Applying unsupervised machine learning to 347 non-ischemic dilated cardiomyopathy (NIDCM) patients across two tertiary centers, AI-assisted T1-mapping cardiac MRI combined with 11 multimodal variables identified three clinically distinct phenotypes: a younger, male-predominant preserved cluster with favorable prognosis; a metabolic-fibrotic remodeling cluster; and an atrial fibrillation-predominant biventricular dysfunction cluster carrying the highest composite risk. Crucially, while left ventricular reverse remodeling occurred across all three groups over 12 months of follow-up, Cluster 3 showed attenuated left atrial reverse remodeling, suggesting persistent LA dysfunction as a mechanistic driver of poor outcomes.

NIDCM has long frustrated clinicians with its phenotypic heterogeneity — patients with identical ejection fractions can follow wildly divergent trajectories.

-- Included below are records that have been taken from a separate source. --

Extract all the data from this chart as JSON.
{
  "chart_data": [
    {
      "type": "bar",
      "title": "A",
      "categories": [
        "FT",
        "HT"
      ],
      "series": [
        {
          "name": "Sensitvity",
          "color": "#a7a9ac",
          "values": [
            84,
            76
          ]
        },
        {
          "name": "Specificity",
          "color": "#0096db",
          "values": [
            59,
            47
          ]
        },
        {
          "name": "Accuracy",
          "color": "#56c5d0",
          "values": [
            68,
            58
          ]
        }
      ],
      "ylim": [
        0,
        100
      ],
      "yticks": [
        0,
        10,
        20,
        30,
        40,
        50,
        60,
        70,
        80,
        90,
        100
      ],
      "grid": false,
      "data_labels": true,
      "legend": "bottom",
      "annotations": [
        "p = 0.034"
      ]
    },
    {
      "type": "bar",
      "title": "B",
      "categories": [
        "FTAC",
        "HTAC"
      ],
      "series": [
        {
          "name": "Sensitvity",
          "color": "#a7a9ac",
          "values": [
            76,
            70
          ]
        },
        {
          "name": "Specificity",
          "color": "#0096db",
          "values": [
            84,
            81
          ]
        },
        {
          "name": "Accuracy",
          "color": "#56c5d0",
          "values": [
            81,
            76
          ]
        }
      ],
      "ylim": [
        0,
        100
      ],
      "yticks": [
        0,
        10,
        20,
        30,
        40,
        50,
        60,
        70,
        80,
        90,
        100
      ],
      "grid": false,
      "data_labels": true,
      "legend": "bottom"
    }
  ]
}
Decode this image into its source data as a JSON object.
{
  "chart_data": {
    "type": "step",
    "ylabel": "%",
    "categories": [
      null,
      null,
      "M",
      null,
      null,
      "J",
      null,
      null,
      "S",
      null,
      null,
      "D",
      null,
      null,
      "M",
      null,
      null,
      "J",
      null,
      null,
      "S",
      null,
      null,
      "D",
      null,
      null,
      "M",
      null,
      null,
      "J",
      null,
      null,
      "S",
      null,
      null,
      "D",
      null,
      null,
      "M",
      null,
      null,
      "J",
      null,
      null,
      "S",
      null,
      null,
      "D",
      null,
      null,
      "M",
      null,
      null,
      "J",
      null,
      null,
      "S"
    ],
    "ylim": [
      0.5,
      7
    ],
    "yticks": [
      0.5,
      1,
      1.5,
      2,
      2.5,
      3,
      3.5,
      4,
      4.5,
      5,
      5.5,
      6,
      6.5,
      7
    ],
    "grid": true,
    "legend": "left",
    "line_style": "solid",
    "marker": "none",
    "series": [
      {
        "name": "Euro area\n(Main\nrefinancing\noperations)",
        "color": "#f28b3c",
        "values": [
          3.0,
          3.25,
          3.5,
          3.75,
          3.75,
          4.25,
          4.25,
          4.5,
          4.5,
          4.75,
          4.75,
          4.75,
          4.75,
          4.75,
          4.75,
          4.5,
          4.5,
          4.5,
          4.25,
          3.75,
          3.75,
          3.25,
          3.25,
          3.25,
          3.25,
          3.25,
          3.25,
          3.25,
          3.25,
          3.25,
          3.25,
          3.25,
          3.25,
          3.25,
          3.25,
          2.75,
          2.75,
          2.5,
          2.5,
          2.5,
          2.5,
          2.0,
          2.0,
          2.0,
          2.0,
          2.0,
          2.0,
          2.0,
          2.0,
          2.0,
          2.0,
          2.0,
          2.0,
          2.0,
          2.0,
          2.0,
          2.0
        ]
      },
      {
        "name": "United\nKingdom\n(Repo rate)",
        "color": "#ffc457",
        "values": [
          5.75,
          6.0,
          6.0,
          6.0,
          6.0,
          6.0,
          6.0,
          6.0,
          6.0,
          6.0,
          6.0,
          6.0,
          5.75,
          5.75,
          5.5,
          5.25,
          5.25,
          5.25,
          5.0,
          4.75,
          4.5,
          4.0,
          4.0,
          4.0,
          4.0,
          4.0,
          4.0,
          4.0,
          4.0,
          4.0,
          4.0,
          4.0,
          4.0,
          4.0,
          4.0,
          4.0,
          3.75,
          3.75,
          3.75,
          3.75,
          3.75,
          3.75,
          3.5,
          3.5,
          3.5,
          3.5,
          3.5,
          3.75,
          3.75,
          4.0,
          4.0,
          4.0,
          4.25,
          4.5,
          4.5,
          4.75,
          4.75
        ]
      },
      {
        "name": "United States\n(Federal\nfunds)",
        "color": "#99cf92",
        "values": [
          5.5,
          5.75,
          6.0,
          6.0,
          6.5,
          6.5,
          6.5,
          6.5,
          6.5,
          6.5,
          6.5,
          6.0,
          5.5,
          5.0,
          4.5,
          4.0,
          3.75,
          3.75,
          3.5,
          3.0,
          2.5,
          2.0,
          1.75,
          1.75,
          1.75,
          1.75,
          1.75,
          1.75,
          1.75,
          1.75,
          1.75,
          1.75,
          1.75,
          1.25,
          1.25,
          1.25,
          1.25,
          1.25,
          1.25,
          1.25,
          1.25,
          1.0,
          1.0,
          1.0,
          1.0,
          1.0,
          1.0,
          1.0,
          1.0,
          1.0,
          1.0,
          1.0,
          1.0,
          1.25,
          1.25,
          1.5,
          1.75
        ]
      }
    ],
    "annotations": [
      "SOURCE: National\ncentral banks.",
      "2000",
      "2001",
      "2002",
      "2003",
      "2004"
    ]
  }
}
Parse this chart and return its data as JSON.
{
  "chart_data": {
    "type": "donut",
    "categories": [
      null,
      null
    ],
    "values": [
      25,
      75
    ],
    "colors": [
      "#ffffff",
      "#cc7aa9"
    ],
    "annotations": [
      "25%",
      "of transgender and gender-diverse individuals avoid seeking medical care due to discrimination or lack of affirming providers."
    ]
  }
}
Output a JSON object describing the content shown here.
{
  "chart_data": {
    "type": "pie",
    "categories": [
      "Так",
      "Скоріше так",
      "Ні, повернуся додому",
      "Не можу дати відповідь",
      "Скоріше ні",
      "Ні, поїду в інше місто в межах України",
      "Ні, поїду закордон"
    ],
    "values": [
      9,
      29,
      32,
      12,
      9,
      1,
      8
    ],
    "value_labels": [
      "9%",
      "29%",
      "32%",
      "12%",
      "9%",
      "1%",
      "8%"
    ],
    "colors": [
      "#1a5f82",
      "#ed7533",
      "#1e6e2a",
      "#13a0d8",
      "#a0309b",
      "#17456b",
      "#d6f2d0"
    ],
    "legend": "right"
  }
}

This work advances a growing body of precision cardiology research using unsupervised clustering (similar to approaches validated in heart failure with preserved ejection fraction) to move beyond single-parameter risk scores. The integration of AI-derived T1-mapping parameters — reflecting myocardial fibrosis burden — with echocardiographic and clinical data is methodologically compelling. However, the cohort of 347 patients remains modest for a three-cluster ML model, and the two-center Korean tertiary design limits generalizability to broader populations. Cox regression adjustments were limited to age and sex, leaving residual confounding possible. As a preprint not yet peer-reviewed, these findings require independent external validation before influencing clinical protocols. If confirmed, phenotype-guided management — particularly targeting LA dysfunction in high-risk clusters — could meaningfully refine NIDCM therapy selection.